Le constitutionnaliste de l’Université d’Ottawa Benoît Pelletier confirme l’analyse du fédéral. « L’article de la Constitution qui contient les énoncés par rapport au nombre de sièges pour chaque province est modifiable unilatéralement, sauf pour le principe de la représentation proportionnelle, qui est enchâssé dans la Constitution et soumis à la procédure 7/50 », dit-il.
L’adoption telle quelle incertaine
Le cabinet de la ministre québécoise responsable des Relations canadiennes, Sonia LeBel, ne s’est néanmoins pas montré entièrement satisfait. « Il s’agit d’un très bon premier pas », a-t-on indiqué par courriel. « Cependant, il reste nécessaire pour nous que le poids relatif du Québec demeure. Nous continuerons de faire des représentations en ce sens. »

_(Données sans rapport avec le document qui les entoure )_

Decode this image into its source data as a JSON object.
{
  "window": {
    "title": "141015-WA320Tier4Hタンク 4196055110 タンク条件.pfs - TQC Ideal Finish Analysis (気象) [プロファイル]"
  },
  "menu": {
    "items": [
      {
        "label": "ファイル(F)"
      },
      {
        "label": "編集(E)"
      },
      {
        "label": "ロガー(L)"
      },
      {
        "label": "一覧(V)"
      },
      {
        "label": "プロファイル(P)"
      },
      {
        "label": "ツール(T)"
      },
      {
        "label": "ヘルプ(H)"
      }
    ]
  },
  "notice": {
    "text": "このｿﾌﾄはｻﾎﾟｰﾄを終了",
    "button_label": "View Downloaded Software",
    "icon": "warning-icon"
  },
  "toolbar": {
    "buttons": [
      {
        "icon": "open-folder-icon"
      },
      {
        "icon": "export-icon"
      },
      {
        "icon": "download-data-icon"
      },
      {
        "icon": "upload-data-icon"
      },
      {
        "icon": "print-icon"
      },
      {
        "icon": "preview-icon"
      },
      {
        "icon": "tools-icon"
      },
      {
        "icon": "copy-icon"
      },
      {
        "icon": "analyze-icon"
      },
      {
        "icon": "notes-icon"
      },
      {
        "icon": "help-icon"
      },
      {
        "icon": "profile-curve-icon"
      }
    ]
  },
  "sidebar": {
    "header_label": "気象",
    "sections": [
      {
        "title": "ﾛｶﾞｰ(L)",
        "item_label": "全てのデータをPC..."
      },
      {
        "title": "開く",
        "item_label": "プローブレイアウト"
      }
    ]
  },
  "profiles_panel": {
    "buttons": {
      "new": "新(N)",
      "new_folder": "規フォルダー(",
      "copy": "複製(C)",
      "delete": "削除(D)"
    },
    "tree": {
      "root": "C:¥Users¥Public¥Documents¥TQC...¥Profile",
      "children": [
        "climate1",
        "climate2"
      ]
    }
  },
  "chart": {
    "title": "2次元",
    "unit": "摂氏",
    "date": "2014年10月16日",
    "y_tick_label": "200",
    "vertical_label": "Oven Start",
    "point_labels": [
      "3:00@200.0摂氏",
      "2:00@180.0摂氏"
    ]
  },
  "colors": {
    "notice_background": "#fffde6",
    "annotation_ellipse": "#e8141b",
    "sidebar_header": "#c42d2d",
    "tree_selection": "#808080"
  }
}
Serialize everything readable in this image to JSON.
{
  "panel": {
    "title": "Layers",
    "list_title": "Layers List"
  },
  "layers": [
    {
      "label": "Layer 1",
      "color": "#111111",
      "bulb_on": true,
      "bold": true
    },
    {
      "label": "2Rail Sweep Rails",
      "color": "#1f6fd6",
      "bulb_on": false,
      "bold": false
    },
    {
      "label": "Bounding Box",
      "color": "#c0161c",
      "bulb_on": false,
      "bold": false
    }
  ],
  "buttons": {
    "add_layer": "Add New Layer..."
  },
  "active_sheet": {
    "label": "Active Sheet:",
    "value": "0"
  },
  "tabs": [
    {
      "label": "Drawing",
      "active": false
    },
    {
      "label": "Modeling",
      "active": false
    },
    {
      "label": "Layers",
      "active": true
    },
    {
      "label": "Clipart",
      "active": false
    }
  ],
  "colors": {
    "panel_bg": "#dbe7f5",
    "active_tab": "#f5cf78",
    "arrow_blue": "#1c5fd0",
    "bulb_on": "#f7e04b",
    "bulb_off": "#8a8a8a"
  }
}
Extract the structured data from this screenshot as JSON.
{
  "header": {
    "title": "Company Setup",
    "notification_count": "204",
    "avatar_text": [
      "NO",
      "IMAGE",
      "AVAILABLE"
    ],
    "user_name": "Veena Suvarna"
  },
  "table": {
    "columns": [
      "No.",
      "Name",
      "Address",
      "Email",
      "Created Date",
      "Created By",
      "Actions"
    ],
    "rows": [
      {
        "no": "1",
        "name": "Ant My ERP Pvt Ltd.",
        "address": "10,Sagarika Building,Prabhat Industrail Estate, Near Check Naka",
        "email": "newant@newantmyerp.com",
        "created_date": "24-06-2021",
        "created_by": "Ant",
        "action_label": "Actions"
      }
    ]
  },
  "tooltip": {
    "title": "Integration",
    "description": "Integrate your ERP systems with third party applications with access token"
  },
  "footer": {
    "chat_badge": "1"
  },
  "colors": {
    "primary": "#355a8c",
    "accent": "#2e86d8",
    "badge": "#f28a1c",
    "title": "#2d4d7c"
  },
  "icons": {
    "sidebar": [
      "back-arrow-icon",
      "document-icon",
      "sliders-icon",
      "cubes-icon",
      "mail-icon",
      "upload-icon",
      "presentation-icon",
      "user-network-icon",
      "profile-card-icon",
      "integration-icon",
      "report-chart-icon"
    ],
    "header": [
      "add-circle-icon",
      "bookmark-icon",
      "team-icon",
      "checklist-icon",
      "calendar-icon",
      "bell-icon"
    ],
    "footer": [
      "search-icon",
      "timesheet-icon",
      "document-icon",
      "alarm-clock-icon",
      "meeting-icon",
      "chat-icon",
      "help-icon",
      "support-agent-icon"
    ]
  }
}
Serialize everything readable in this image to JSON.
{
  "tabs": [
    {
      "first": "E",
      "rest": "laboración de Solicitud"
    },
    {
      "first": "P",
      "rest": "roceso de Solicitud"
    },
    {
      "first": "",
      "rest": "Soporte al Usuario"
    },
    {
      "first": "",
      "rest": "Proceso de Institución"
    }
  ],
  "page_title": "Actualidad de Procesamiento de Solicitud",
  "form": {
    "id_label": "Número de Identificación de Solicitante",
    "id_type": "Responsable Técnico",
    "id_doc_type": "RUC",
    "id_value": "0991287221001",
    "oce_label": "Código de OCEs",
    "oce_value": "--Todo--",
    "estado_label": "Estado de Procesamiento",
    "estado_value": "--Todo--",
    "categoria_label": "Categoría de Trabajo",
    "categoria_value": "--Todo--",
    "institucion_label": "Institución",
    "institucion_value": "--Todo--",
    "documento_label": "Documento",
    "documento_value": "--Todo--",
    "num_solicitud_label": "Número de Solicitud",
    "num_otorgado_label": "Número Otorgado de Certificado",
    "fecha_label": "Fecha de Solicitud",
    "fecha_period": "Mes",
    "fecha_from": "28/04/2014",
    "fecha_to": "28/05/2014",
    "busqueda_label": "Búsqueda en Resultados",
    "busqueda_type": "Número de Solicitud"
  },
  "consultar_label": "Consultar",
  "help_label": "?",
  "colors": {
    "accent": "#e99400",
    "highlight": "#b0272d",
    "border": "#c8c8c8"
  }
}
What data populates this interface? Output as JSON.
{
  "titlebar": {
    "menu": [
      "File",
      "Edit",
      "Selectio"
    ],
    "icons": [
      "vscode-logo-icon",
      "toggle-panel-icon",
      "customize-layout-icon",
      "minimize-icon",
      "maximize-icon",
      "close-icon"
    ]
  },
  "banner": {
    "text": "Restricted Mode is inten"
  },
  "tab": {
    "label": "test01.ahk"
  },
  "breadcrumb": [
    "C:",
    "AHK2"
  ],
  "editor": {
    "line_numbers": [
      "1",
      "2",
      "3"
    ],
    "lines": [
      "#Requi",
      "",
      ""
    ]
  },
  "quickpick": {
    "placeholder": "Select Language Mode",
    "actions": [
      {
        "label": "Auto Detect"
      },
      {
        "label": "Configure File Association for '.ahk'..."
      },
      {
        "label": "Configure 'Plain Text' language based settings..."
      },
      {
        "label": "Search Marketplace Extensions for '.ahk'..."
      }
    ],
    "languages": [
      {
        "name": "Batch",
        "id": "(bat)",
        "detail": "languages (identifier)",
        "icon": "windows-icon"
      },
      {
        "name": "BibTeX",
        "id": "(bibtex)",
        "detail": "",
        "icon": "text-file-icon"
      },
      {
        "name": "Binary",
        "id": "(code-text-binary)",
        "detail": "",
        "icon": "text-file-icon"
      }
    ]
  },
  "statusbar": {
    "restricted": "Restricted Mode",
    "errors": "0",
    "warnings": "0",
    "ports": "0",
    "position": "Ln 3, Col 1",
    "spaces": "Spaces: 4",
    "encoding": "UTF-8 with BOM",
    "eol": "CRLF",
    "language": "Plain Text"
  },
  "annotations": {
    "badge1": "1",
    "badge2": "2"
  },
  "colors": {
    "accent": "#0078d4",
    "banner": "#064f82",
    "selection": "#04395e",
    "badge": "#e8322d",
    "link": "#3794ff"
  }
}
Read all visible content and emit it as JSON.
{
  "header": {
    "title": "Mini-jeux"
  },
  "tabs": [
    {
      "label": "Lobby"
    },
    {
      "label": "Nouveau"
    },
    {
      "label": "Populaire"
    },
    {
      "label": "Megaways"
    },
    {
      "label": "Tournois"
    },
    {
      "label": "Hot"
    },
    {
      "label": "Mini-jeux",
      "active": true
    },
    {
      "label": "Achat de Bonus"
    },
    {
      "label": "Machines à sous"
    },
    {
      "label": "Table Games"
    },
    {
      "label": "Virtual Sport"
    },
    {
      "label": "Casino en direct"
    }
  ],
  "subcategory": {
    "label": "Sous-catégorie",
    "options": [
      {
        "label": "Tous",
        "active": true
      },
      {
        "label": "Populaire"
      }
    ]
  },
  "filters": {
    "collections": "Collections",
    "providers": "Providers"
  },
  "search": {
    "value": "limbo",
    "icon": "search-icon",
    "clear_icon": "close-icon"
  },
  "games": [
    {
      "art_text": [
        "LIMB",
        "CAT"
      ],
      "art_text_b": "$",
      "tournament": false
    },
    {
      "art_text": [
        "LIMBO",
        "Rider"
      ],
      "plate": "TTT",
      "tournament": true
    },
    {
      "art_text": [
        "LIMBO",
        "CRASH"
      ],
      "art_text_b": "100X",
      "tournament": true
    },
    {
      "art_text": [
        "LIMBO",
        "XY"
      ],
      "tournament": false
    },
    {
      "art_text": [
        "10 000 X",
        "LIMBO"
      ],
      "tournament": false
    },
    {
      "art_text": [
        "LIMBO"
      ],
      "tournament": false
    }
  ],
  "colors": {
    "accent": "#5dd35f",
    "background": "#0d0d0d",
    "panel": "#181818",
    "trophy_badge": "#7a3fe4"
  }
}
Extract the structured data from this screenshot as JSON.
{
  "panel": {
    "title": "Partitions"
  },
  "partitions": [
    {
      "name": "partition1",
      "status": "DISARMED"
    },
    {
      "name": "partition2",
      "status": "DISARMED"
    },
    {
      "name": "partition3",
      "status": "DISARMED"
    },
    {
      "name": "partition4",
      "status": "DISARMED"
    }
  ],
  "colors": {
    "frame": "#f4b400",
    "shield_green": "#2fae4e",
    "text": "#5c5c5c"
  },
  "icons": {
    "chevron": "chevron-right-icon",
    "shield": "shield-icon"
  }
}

L’adoption du projet de loi C-14 n’est d’ailleurs pas garantie sans amendement.
Le Nouveau Parti démocratique, qui avait convenu dans son entente d’appui du gouvernement libéral de s’assurer que le nombre de sièges du Québec « demeure constant », a fait valoir que le projet de loi n’allait « pas assez loin et devrait protéger le poids de la nation québécoise ».
Minoritaires, les libéraux ont besoin de l’appui d’au moins l’un des partis d’opposition pour faire adopter leur législation.
Les conservateurs ont quant à eux souhaité prendre le temps de discuter en caucus du projet de loi d’un seul article avant de se prononcer. Le parti est d’avis qu’aucune province ne devrait perdre de siège. Plus de la moitié du caucus s’était opposée début mars à une motion bloquiste, adoptée avec l’appui de tous les autres élus, pour protéger les circonscriptions du Québec.
Élections Canada et les commissaires responsables du redécoupage électoral n’ont pas voulu commenter.